Iowa Can Save Civics Education From Radicalized Teaching

This article was published in The Gazette.

House File 2545 will strengthen Iowa’s social studies standards and free Iowa from the radical materials imposed by extremist organizations who intend to rewrite history.

Gov. Kim Reynolds signed into law House File 2545, which begins to restore and strengthen American History and Western Civilization as part of Iowa’s K-12 social studies standards. Gov. Reynolds has done a great service for Iowa students.

Education is more than just learning technical skills to become workforce-ready. This is important, but education is also about preparing our children to be responsible and moral citizens.

Iowa suffers from a nationwide crisis in civic education. Radicalized education in schools has both softened academic standards and promoted ideologies that are hostile to America’s history and ideals. Iowa’s students have been made increasingly ignorant of the ideals and institutions of liberty that are the backbone of Western Civilization, American history, and American government.

The late historian David McCullough asked, “how can we not want to know about the people who have made it possible for us to live, to have the freedoms we have, to be citizens of this greatest of countries?” As McCullough noted “we are not just known by our failings, by our weaknesses, by our sins. We are known by being capable of rising to the occasion with courage of our convictions.”

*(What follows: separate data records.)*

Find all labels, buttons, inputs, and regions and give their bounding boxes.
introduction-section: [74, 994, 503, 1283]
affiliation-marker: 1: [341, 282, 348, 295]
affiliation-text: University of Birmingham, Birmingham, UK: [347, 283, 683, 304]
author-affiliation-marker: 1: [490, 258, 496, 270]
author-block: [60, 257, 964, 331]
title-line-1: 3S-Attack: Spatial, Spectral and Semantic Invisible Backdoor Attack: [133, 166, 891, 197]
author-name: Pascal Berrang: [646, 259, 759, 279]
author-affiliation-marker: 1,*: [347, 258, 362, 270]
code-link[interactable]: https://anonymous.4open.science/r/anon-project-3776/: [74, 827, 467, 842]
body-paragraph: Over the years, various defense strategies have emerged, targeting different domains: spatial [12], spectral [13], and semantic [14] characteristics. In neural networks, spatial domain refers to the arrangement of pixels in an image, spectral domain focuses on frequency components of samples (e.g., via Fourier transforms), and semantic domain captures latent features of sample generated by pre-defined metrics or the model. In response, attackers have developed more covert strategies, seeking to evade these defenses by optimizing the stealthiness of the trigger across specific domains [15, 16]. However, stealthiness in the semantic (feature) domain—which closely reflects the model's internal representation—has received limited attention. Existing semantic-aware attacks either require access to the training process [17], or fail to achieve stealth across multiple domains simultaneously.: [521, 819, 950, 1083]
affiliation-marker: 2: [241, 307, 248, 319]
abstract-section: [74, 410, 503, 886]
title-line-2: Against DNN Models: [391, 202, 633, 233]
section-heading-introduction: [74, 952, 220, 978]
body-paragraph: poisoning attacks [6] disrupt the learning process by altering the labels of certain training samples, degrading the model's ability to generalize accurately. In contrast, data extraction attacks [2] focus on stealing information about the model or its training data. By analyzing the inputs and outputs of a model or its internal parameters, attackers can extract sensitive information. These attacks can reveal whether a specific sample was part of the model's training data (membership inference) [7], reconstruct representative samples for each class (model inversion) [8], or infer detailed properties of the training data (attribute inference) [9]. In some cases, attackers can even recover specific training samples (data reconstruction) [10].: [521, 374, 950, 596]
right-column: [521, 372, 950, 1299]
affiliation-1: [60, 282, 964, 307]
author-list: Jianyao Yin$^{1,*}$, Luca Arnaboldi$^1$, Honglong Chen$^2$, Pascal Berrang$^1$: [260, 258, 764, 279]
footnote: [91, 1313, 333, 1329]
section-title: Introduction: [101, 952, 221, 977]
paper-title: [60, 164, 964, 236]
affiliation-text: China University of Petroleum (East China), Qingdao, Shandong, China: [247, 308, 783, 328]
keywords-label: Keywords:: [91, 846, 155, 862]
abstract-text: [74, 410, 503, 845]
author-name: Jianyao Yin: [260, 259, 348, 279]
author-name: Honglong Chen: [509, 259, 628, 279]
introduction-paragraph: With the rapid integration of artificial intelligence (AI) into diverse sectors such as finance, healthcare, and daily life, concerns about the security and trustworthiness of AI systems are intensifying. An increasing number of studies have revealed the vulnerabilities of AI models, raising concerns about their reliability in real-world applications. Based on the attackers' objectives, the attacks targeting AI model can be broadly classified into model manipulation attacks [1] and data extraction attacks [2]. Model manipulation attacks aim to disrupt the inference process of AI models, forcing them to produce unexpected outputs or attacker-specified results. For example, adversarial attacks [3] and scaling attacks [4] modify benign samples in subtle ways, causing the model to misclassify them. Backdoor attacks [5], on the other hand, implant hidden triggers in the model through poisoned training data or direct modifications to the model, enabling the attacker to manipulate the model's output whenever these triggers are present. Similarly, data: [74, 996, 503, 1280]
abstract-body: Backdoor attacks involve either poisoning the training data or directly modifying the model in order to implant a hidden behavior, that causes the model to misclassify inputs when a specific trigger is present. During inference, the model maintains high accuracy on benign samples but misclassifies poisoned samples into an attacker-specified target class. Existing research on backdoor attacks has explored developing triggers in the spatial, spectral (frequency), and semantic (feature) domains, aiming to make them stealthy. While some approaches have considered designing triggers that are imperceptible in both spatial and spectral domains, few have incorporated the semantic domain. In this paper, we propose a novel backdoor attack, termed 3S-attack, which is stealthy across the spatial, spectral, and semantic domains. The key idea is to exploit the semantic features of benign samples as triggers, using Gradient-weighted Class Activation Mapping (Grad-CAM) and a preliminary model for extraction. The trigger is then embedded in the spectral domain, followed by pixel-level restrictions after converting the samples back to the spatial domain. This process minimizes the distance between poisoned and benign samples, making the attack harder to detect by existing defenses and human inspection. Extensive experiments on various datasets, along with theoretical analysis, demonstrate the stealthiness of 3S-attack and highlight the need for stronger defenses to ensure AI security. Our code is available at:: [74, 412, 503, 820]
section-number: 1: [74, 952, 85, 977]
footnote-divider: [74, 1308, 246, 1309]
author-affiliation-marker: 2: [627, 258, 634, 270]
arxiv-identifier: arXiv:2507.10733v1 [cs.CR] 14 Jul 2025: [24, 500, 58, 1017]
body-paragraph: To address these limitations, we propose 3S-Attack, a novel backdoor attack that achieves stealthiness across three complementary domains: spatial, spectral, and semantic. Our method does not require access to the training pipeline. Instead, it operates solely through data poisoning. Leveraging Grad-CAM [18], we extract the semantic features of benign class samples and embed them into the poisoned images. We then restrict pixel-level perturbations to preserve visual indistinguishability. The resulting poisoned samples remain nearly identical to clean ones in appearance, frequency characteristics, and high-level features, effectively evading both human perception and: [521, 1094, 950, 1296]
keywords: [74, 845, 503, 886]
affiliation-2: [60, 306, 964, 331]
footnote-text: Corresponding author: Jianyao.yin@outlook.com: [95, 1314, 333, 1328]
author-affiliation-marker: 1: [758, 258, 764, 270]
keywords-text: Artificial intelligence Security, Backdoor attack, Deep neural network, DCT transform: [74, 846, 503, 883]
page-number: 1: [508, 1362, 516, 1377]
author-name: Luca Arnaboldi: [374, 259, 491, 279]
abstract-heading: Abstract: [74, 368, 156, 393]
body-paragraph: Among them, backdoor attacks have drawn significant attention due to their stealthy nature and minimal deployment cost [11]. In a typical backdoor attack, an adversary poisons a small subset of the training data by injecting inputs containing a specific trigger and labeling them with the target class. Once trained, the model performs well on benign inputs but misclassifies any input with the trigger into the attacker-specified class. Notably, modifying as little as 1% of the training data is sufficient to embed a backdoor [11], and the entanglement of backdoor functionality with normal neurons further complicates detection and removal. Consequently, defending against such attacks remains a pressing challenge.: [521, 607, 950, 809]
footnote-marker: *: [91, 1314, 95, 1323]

Reforming and strengthening Iowa’s social studies standards should not be controversial. Unfortunately, education reform has become a politicized issue and therefore arouses knee-jerk partisan opposition. Gov. Reynolds and the Lgislature were correct to support legislation that embodies a broad consensus of Iowans’ preferences and will reform the state’s social studies standards to emphasize the threads of liberty, republican self-government, and civic virtue that animate our nation’s history and government.

One reason Americans are so divided is that our schools no longer teach our common history and our common culture. “Restoring civic education — from the daily practice of its rituals to real mastery of the elements of Americanism — will not be easy, but such a shared sense of values is critical in such a vast nation that is otherwise not defined by a shared religion, common race, or dominant ethnic affiliation,” wrote historian Victor Davis Hanson.

Reforming Iowa’s social studies standards will ensure that Iowa students learn about the American Founding, the Constitution, the Emancipation Proclamation, the totalitarian nightmares of Nazism and Communism, and King’s “Letter from a Birmingham Jail,” among other important events, individuals, and documents that illustrate the American story.

Critics of this reform argue that it is just an attempt to “gloss over” aspects of American History such as slavery or the Trail of Tears. Iowans who read (for example) “American Birthright: The Civics Alliance’s Model K-12 Social Studies Curriculum” will discover a full and balanced coverage of these topics. Such model standards can inform the work of Iowa citizens and policymakers to determine the content of their own standards. Indeed, they can help Iowans free their state from the radical materials imposed by organizations such as the National Council of the Social Studies and Generation Citizen, The 1619 Project, among others.

The next crucial step is implementation of the law. States such as Louisiana, South Dakota, and Virginia recently have revised their History curricula — but they have had to go beyond their normal bureaucratic routines to achieve success. Iowa should follow the precedents established by Gov. Kristi Noem of South Dakota and Gov. Glenn Youngkin of Virginia and appoint an independent committee to review Iowa’s social studies standards and submit to the State Board of Education a draft revision of the social studies standards.

Iowa policymakers have given their state a wonderful opportunity by passing House File 2545 into law. Now they can achieve the promise of that law, by championing and overseeing the administrative means necessary to translate that into the detailed language of social studies academic content standards.